Water well drilling on the acreage sometimes struck oil and natural gas, giving Unity the ability to use its own oil wells and natural gas supply lines to service the lanterns throughout the farm.

As many as 15 buildings were heated by gas from the 500-feet-deep natural gas wells that produced constantly, according to Jackson County, Missouri: Its Opportunities and Resources in 1926.

Also in the 1920s, Unity Farm built a three-mile road without disturbing the natural setting, and paved it with native rock from its own crusher. Unity Farm stone masons fashioned the rock to build rustic pools, walls, and bridges. 

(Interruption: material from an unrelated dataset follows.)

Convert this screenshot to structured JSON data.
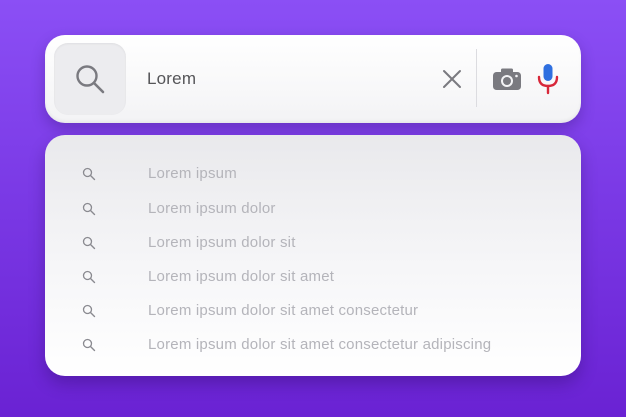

When a severe drought in the late 1930s killed a large number of black walnut trees on Unity Farm, workers felled the dead and dying trees and used the Unity sawmill to salvage more than nine miles of board feet of prime walnut lumber. The lumber would be gleaned for beautiful woodworking projects, and new trees would be planted to replace those taken in the drought.

Further, Unity used a native limestone quarried from outcroppings on its acreage for several construction projects. The yellow and white stone had a texture resembling the travertine limestone used in buildings in Italy, and can still be seen in the balustrades and fountains on today’s Unity Village grounds.

The award-winning Unity Village Hotel and Conference Center exemplifies the ongoing environmental stewardship demonstrated by the first generation of Unity.

When the 33,000-square-foot facility opened in 2006, it was one of the first Leadership in Energy and Environmental Design (LEED)-certified “green” hotels in the Midwest.